512x512x64 array time stepped 100 times (100 loops)

CPU : 3770K 4.6ghz 8-threads via OpenMP = 459 seconds
Titan : stock = 6 seconds!!!

I think in your case the i,jk indeces are defined so that are unique to each thread. Check that the results from the gpu are giving the right results (check against some known result).

I agree with pasoleatis. Have you verified the results are correct? Your example code has no error checking of CUDA calls, so if anything fails (which is quite possible if your launch configuration is wrong or there is a memory access violation), you won’t know it. It looks like your algorithm will be memory bandwidth bound on the GPU, so I would have only expected a performance improvement of a factor of 10-20x over the CPU, rather than a factor of 76x.

Also, a quick read of your code makes me worried that you might be exceeding your array bounds in the z-dimension because the loop over “k” is not restricted to run between 1 and zLen-1 (like the x and y-dimensions), yet you still access the array at k-1 and k+1 in your nearest neighbor lookup.

That code is dated now. I am no longer calculating 3D inside of the kernel. I’ve taken the previous advice of flattening the array. I have two functions that will figure 3D indices to 1D index, or vice versa. But, you were right about the z-dimension. It should have been zLen-1.

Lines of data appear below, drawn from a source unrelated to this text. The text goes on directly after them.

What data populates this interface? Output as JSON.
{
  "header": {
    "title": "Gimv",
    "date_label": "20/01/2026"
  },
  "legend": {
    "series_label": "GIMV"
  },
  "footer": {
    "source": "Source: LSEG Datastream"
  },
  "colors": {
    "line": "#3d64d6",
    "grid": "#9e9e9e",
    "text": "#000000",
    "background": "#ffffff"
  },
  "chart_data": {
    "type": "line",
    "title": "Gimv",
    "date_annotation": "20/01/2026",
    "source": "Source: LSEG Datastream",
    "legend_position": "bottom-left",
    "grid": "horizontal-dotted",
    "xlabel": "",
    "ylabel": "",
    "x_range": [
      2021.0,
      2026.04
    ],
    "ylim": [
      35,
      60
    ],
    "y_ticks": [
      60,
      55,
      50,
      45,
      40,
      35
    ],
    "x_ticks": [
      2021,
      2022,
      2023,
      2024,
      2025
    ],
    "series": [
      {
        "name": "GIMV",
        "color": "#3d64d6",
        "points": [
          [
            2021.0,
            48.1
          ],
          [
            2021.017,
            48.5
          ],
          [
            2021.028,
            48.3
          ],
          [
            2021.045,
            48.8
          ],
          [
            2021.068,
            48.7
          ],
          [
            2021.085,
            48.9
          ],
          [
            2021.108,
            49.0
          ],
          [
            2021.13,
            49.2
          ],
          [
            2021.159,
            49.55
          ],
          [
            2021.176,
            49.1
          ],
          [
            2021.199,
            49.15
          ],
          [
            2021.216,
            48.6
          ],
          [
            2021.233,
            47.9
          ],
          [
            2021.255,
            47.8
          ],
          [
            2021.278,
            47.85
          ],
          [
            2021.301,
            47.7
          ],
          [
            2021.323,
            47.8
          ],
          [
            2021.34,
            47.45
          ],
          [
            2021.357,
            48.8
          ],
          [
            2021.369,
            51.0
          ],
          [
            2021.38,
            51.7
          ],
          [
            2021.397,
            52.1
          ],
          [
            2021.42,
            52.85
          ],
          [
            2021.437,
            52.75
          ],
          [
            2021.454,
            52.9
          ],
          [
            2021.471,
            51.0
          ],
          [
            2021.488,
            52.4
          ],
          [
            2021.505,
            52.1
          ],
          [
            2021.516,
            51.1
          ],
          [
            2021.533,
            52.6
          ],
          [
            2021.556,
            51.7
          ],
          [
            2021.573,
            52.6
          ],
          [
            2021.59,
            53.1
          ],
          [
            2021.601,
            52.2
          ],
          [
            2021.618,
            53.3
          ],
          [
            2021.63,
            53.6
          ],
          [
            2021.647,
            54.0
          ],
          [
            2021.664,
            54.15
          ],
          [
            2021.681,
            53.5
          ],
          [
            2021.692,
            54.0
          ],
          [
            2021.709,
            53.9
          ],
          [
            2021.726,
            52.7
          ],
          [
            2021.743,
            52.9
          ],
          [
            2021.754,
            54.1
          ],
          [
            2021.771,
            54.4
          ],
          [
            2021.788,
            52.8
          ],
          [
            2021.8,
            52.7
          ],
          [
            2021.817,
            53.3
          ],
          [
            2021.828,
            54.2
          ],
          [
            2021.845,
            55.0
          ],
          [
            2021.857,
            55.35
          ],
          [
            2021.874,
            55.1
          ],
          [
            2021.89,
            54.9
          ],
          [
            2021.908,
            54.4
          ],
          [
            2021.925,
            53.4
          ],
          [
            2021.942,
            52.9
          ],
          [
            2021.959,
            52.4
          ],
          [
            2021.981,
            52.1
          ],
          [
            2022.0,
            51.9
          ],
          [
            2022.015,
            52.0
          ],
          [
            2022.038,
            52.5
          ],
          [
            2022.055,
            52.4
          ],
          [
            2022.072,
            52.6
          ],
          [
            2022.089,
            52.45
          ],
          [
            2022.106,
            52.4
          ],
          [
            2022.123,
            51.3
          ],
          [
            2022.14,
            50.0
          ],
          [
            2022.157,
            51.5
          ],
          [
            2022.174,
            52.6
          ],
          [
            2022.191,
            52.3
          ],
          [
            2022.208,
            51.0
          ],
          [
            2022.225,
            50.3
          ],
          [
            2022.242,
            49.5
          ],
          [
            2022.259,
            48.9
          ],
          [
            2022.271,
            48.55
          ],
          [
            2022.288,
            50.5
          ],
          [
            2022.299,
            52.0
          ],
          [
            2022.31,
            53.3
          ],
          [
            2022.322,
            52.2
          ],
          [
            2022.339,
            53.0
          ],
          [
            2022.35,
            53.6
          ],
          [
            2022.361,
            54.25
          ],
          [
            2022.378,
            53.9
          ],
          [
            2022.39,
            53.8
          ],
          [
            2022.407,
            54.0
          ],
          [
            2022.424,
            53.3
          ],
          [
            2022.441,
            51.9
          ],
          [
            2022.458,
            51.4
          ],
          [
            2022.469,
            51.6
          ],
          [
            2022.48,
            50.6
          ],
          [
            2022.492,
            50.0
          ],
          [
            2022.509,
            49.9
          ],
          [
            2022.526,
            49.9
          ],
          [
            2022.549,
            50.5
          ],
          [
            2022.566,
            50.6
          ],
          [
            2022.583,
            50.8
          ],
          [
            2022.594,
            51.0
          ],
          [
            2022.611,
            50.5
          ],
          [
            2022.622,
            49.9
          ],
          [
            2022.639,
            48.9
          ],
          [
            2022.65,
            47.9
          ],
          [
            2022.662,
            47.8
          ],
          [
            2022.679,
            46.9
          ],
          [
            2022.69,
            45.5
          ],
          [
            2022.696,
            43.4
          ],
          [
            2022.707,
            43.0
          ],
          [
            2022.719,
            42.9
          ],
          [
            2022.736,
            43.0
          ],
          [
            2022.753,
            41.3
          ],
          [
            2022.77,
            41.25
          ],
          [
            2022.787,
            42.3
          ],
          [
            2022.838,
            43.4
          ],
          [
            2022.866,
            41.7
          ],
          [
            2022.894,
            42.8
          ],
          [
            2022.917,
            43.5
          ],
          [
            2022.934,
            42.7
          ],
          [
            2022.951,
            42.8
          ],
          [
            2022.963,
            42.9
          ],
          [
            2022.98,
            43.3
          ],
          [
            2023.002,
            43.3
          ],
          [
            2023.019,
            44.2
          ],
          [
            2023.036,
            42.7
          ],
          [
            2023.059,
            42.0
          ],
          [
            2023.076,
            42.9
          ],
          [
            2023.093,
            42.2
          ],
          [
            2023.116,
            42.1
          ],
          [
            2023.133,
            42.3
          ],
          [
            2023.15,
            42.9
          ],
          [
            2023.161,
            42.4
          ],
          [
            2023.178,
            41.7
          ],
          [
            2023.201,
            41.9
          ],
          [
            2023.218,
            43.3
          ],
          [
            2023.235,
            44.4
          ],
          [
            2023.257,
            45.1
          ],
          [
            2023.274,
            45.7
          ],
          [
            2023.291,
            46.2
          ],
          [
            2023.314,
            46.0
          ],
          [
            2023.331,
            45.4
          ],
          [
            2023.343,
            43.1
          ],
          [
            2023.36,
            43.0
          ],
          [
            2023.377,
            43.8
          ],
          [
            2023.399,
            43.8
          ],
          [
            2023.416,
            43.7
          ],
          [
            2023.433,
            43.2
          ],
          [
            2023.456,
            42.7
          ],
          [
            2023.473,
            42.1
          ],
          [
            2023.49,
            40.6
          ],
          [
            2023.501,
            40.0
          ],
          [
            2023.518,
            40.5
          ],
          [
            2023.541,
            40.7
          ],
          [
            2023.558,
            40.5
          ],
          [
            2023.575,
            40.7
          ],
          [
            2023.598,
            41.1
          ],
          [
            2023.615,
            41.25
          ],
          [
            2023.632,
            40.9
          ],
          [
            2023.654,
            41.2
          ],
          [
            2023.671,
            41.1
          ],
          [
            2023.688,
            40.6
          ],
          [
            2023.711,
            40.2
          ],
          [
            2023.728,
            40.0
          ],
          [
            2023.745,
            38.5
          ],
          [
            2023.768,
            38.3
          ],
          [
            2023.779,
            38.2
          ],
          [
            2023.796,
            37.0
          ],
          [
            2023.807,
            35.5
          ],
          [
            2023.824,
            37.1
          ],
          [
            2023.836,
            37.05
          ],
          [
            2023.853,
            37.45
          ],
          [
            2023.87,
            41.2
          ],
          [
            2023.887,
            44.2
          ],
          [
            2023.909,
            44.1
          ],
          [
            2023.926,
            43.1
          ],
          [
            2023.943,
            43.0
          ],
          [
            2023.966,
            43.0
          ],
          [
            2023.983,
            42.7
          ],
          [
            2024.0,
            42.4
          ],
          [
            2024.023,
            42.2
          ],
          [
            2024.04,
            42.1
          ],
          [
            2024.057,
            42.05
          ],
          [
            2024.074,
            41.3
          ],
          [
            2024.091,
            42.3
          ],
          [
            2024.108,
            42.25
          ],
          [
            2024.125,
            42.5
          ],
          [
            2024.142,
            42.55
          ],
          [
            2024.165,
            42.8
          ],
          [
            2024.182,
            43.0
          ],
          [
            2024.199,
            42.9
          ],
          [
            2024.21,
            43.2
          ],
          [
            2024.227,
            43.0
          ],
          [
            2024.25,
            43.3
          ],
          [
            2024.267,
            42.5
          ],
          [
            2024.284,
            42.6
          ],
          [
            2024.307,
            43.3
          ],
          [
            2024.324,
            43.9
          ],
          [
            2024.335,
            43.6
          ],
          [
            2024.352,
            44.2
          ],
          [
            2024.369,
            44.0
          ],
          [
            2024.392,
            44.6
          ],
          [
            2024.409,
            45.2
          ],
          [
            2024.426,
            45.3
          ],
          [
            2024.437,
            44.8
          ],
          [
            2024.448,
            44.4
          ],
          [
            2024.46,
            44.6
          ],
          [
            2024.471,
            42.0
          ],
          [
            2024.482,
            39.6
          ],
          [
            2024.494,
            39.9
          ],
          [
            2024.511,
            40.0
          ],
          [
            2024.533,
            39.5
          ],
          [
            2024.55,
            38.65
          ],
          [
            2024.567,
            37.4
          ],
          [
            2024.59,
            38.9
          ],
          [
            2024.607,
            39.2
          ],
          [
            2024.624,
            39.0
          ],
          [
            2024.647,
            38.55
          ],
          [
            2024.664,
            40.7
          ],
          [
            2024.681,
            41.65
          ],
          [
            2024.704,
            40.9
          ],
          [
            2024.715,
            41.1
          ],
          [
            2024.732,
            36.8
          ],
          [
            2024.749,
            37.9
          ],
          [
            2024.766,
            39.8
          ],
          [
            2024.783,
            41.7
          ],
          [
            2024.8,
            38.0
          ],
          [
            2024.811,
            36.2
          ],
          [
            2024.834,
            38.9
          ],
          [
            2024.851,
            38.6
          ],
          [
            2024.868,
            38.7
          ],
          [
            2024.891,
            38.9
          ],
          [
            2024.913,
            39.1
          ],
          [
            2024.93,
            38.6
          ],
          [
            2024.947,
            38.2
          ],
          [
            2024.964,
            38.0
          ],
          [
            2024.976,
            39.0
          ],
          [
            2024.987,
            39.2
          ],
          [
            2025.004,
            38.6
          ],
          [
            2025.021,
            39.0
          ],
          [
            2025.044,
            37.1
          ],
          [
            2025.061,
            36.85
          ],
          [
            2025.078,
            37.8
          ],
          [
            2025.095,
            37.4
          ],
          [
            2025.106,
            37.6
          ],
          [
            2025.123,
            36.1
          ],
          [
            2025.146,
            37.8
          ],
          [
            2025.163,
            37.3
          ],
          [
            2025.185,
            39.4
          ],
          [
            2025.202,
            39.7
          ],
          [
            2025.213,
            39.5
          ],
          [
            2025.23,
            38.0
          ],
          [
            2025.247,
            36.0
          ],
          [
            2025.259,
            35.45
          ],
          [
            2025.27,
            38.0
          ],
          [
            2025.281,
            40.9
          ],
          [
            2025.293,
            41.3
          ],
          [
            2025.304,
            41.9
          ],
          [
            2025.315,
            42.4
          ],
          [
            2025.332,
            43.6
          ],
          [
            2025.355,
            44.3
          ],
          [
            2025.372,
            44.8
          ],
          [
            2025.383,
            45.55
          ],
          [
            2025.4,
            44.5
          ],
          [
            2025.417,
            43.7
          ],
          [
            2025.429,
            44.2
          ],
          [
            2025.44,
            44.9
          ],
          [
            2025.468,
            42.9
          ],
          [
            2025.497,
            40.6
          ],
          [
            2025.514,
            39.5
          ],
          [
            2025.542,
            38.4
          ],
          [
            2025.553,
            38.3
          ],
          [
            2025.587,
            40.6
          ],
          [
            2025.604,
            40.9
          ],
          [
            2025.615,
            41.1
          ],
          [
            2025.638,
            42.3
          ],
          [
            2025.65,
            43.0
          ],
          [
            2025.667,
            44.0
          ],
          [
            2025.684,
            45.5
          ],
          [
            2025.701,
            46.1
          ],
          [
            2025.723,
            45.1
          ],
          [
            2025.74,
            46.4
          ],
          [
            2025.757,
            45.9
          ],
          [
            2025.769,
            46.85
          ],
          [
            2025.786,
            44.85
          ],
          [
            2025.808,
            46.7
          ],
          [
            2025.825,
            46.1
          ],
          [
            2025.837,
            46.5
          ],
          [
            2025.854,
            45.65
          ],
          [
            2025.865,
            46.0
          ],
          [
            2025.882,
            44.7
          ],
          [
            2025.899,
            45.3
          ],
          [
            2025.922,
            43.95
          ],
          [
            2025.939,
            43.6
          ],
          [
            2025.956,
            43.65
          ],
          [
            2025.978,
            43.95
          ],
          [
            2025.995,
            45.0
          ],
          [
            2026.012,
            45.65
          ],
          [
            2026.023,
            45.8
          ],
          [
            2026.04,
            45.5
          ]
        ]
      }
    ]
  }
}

For very basic error checking, is simply adding the following sufficient just to see if any error at all occurred?

cudaStatus = cudaGetLastError();
if (cudaStatus != cudaSuccess) {
	cout << "CUDA error occured :" << cudaGetErrorString(cudaStatus) << endl;

The reason I ask is because I have my kernel calls setup like this in the host thread

for(int t=0; t<100; t++) {
	cudaMalloc(&d_T, N*sizeof(float));
	cudaMalloc(&d_Tn, N*sizeof(float));
	cudaMemcpy(d_T, Qn, N*sizeof(float), cudaMemcpyHostToDevice);
	cudaMemcpy(d_Tn, Qn, N*sizeof(float), cudaMemcpyHostToDevice);

	calcTn<<<numBlocks,numThreads>>>(dx, dy, dz, dt, alpha, xNodes, yNodes, zNodes, d_T, d_Tn);
	boundaryTn<<<numBlocks,numThreads>>>(xNodes, yNodes, zNodes, d_T, d_Tn);

	cudaMemcpy(Qn, d_Tn, N*sizeof(float), cudaMemcpyDeviceToHost);

I have to loop the calculation over and over, with the next calculation being based off the previous. So I’m always copying data back and forth between the device and host. My concern for now is error checking slowing down the calculation. So instead of checking every single time I use a cuda function, check say every X amount of loops, and then dig further for the error if one shows up.

Edit : Nevermind this reply.

Yes, you can wait to check for errors outside of your calculation loop. Some people also make a C preprocessor macro (like “checkCudaErrors” in the CUDA sample programs) that they #define to a no-op when they are not debugging.